予選では前のポジションを得ることができませんでしたが、最終的には4位でフィニッシュできたので、非常に良い1日になりました。チームの仕事も素晴らしく、こんなに良いパフォーマンスで日曜日のメインレースを終えることができて、本当にうれしいです。私はこのカテゴリーのルーキーですから、今日のレース終盤で示せた強さは驚くべきものでした。

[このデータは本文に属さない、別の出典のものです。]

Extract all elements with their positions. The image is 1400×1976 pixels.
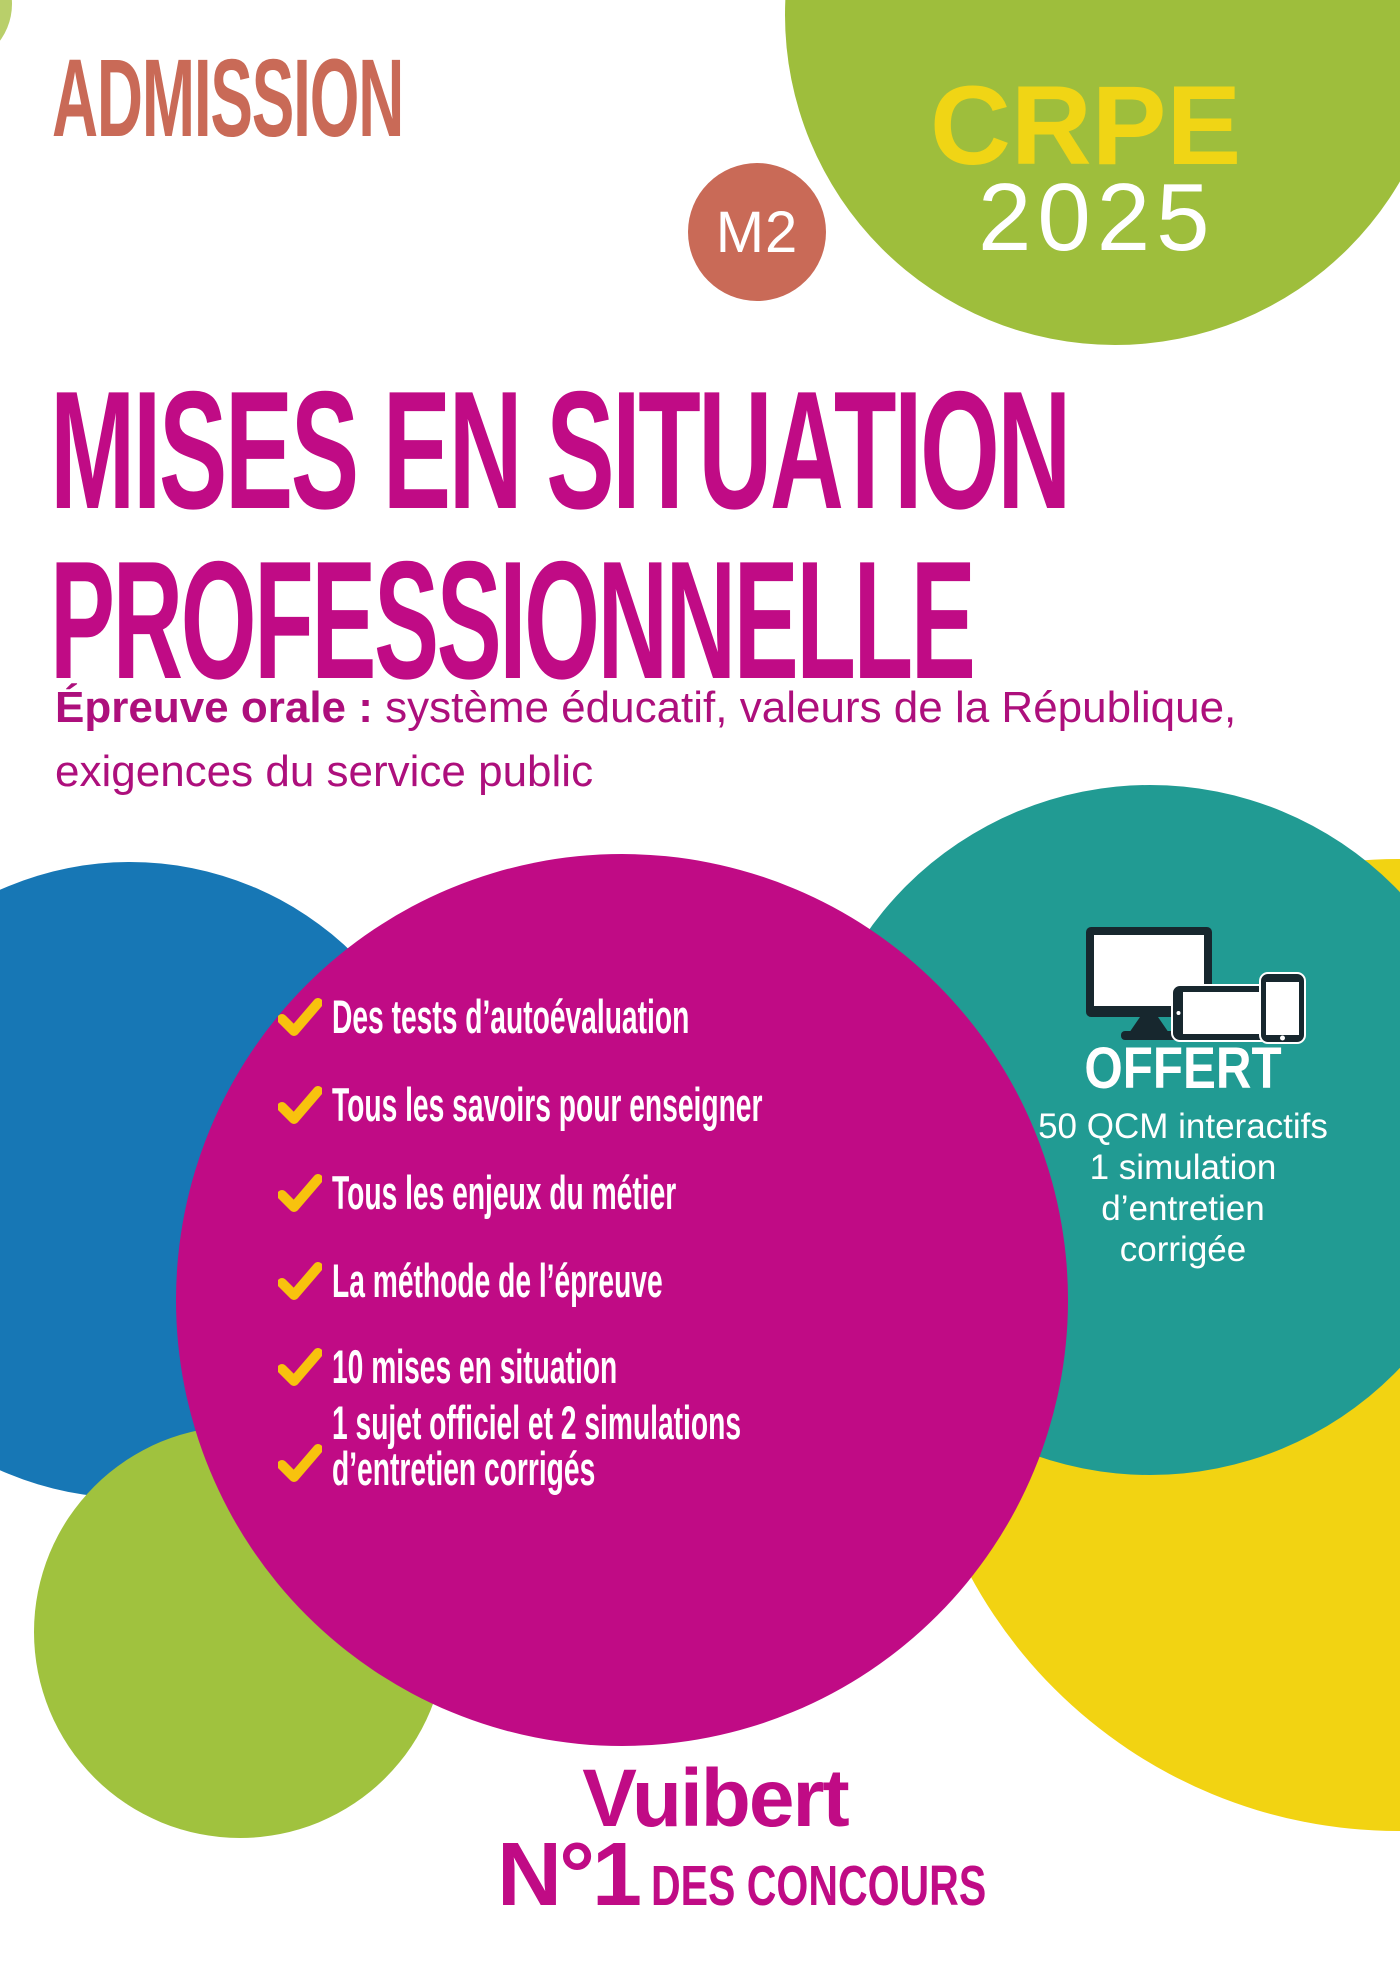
feature-label: 10 mises en situation <box>332 1340 618 1393</box>
check-icon <box>278 1444 322 1482</box>
feature-item: Des tests d’autoévaluation <box>278 990 928 1043</box>
title-line-1: MISES EN SITUATION <box>50 356 1071 544</box>
offer-line: 50 QCM interactifs <box>1038 1107 1328 1146</box>
offer-heading: OFFERT <box>1084 1036 1282 1101</box>
feature-item: Tous les savoirs pour enseigner <box>278 1078 1049 1131</box>
publisher-tagline: DES CONCOURS <box>651 1854 987 1918</box>
subtitle: Épreuve orale : système éducatif, valeur… <box>55 676 1236 804</box>
crpe-year-label: 2025 <box>978 164 1216 271</box>
crpe-label: CRPE <box>930 63 1242 188</box>
check-icon <box>278 1262 322 1300</box>
check-icon <box>278 998 322 1036</box>
offer-block: OFFERT 50 QCM interactifs 1 simulation d… <box>1018 1040 1348 1270</box>
feature-label: Tous les enjeux du métier <box>332 1166 677 1219</box>
feature-label-line1: 1 sujet officiel et 2 simulations <box>332 1396 742 1449</box>
check-icon <box>278 1174 322 1212</box>
subtitle-line-2: exigences du service public <box>55 747 594 796</box>
subtitle-bold: Épreuve orale : <box>55 683 373 732</box>
feature-label: Tous les savoirs pour enseigner <box>332 1078 763 1131</box>
feature-item: 10 mises en situation <box>278 1340 807 1393</box>
feature-label: Des tests d’autoévaluation <box>332 990 690 1043</box>
features-circle <box>176 854 1068 1746</box>
feature-item: 1 sujet officiel et 2 simulations d’entr… <box>278 1396 1014 1495</box>
feature-item: La méthode de l’épreuve <box>278 1254 883 1307</box>
feature-label: 1 sujet officiel et 2 simulations d’entr… <box>332 1396 742 1495</box>
offer-line: d’entretien <box>1101 1189 1265 1228</box>
publisher-name: Vuibert <box>582 1753 849 1844</box>
feature-label-line2: d’entretien corrigés <box>332 1442 596 1495</box>
publisher-logo: N°1 DES CONCOURS <box>497 1830 1117 1920</box>
check-icon <box>278 1086 322 1124</box>
subtitle-rest: système éducatif, valeurs de la Républiq… <box>372 683 1237 732</box>
admission-label: ADMISSION <box>52 37 404 160</box>
publisher-rank: N°1 <box>497 1825 642 1925</box>
m2-badge-circle: M2 <box>688 163 826 301</box>
title-line-2: PROFESSIONNELLE <box>50 526 976 714</box>
m2-label: M2 <box>715 199 799 265</box>
check-icon <box>278 1348 322 1386</box>
devices-icon <box>1086 927 1306 1044</box>
green-topleft-sliver-circle <box>0 0 12 66</box>
subtitle-line-1: Épreuve orale : système éducatif, valeur… <box>55 676 1236 740</box>
offer-line: 1 simulation <box>1089 1148 1277 1187</box>
feature-item: Tous les enjeux du métier <box>278 1166 906 1219</box>
offer-lines: 50 QCM interactifs 1 simulation d’entret… <box>1018 1106 1348 1270</box>
feature-label: La méthode de l’épreuve <box>332 1254 663 1307</box>
offer-line: corrigée <box>1119 1230 1247 1269</box>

これまでいろいろなカテゴリーに出て様々なタイヤを経験してきているので、マネジメントには自信がありました。それが役に立ったと思います。エドやチームのみんなが一生懸命準備してきてくれたことがうまくいったことも良かったです。ファンの応援も心強かったですね。

4号車 笹原右京のコメント

笹原右京 PHOTO

予選ではコンディションに上手く合わせられずにタイムが出せなかったのですが、クルマのバランスだとかそういうパフォーマンスに関しては、メカさんたちは夜中の3時ぐらいまで頑張ってくれて昨日と比べて見違えるぐらい良くなっていました。Q1を通過できる手ごたえがあったので残念です。決勝は、昨日と変わらずペースが悪く、非常に苦しい37周でした。ただチームとしてはルークがスイートスポットを見つけたようですし、僕の方は考え方を変えれば「これはだめなんだ」という確実なものを見つけられたと思えば、次戦のオートポリスはもてぎとはキャラクターの違うサーキットですので、切り替えて、集中していきたいと思います。

3号車 エド・リーガンエンジニアのコメント

ルーク選手のペースは驚くべきものでしたね。正直に言えば、ピットインのタイミングは、セーフティカー(SC)が出るのを待っていた部分もあります。でも彼がペースキープ、いいときには自己ベストを更新しながら後続との差を広げていたので、できるだけ引っ張る作戦に出ました。後ろで蓋をしてくれたクルマがあったことも助けになりましたが、あの集団の前に出ることができたのは嬉しい驚きでした。予選はうまくいきませんでしたが、決勝での巻き返しは本当に素晴らしかったです。

4号車 コシモ・プルシアーノエンジニアのコメント

予選はところどころにウエットパッチが残るダンプコンディションでしたので、すぐにコースインしてとにかく周回を続けるというプランでしたが、想定した内圧にならず、それで本来の速さを出せずにタイムを削っていくことができませんでした。レースに関してもペース不足だったことは明らかで、これについてはこれから調査し、分析しなければなりません。非常に厳しいレースウィークとなってしまいましたが、なんとか立て直して次戦に臨みたいと考えています。